El encuentro, descrito por la Embajada como «fructífero», incluyó al Cardenal Juan de la Caridad García Rodríguez, arzobispo de La Habana, y a los monseñores Arturo González Amador y Eloy Ricardo Domínguez Martínez, presidente y secretario general, respectivamente, de la Conferencia de Obispos Católicos de Cuba.
«Reunión fructífera con el Cardenal Juan de la Caridad y Monseñores Arturo y Eloy para hablar de los $100 millones en ayuda humanitaria adicional que la Administración Trump va a proporcionar a Cubanos de a pie a lo largo de la isla a través de la Iglesia Católica y otras entidades confiables», publicó la Embajada de EE.UU. en Cuba.
La misión diplomática confirmó que se seguirá trabajando con Cáritas Cuba para canalizar la asistencia hacia los más necesitados, sin intermediación del gobierno cubano.
La oferta de $100 millones fue anunciada por el secretario de Estado Marco Rubio el 8 de mayo desde Roma y formalizada por el Departamento de Estado el 13 de mayo, con la condición expresa de que los fondos se distribuyan exclusivamente a través de la Iglesia Católica, Cáritas y organizaciones humanitarias independientes.
El régimen cubano respondió con ambigüedad: primero negó haber recibido una oferta formal, luego dijo estar «dispuesto a escuchar» los detalles, mientras el canciller Bruno Rodríguez calificó la propuesta de «fábula».

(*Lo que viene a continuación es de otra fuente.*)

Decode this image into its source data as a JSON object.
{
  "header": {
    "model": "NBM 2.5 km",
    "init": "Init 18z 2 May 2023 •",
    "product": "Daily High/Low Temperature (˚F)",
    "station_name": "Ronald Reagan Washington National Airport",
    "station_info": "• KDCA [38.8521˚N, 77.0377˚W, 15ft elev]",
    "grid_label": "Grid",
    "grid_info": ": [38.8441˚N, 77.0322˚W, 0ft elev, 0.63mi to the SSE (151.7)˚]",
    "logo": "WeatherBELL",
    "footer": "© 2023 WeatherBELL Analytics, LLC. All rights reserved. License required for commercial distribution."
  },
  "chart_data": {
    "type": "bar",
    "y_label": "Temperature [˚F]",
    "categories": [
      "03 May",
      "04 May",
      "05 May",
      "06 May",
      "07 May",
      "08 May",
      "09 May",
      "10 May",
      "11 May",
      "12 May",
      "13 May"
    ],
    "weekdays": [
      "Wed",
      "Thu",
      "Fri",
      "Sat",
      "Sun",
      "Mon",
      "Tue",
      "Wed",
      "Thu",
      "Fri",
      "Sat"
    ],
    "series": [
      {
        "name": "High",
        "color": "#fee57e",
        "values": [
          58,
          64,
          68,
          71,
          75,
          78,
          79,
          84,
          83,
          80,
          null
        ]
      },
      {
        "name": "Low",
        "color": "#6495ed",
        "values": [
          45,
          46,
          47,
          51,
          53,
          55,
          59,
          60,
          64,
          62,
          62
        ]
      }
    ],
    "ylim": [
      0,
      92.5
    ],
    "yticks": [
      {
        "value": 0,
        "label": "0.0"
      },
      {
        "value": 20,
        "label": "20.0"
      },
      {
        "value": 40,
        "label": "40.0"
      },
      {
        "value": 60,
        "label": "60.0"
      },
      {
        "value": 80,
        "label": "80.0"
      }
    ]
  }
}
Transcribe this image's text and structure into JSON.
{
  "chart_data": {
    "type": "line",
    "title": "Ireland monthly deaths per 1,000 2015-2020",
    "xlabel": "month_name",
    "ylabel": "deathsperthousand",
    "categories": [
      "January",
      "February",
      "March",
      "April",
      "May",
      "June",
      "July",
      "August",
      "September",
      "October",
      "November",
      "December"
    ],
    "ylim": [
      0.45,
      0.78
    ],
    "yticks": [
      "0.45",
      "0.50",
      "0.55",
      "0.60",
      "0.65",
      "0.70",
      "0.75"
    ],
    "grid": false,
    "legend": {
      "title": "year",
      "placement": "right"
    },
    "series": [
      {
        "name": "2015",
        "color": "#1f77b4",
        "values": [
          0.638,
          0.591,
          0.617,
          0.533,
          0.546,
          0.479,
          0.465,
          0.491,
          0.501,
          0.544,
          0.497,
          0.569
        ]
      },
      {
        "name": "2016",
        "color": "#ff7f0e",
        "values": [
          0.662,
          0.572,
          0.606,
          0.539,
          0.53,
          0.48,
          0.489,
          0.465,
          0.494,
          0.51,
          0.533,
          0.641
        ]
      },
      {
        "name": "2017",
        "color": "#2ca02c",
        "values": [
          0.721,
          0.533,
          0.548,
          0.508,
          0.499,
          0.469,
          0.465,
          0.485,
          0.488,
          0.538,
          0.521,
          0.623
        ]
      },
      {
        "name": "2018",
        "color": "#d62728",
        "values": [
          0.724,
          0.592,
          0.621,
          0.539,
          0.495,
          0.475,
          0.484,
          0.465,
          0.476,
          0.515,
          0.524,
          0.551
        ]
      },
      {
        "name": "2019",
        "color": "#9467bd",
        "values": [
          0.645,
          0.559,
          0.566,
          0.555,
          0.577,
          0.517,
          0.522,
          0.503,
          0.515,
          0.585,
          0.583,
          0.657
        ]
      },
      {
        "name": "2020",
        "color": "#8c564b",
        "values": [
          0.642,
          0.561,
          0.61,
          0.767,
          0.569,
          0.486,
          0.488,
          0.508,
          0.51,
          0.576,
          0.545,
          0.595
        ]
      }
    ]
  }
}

El 21 de mayo, Rubio afirmó que Cuba «habría aceptado» la oferta, aunque aclaró que no estaba claro si La Habana había aceptado también las condiciones de distribución.
La reunión de este martes sugiere que la coordinación avanza por el canal eclesiástico con independencia de la postura oficial del régimen.
Este mecanismo no es nuevo: la Iglesia Católica y Cáritas Cuba ya sirvieron de canal tras el huracán Melissa en octubre de 2025, cuando EE.UU. entregó primero tres millones de dólares y luego completó hasta $6 millones en asistencia humanitaria distribuida en las provincias orientales de Santiago de Cuba, Holguín, Bayamo/Granma y Guantánamo-Baracoa.
Al 8 de mayo de 2026, Cáritas había ejecutado el 82% de esa primera donación, con entregas a 8,800 familias, priorizando adultos mayores, madres solteras y personas con discapacidad.
La reunión de este martes marca el inicio de la fase de coordinación para escalar ese mecanismo a una cifra 16 veces mayor, en lo que sería la mayor operación de ayuda humanitaria estadounidense canalizada a través de la Iglesia Católica en Cuba.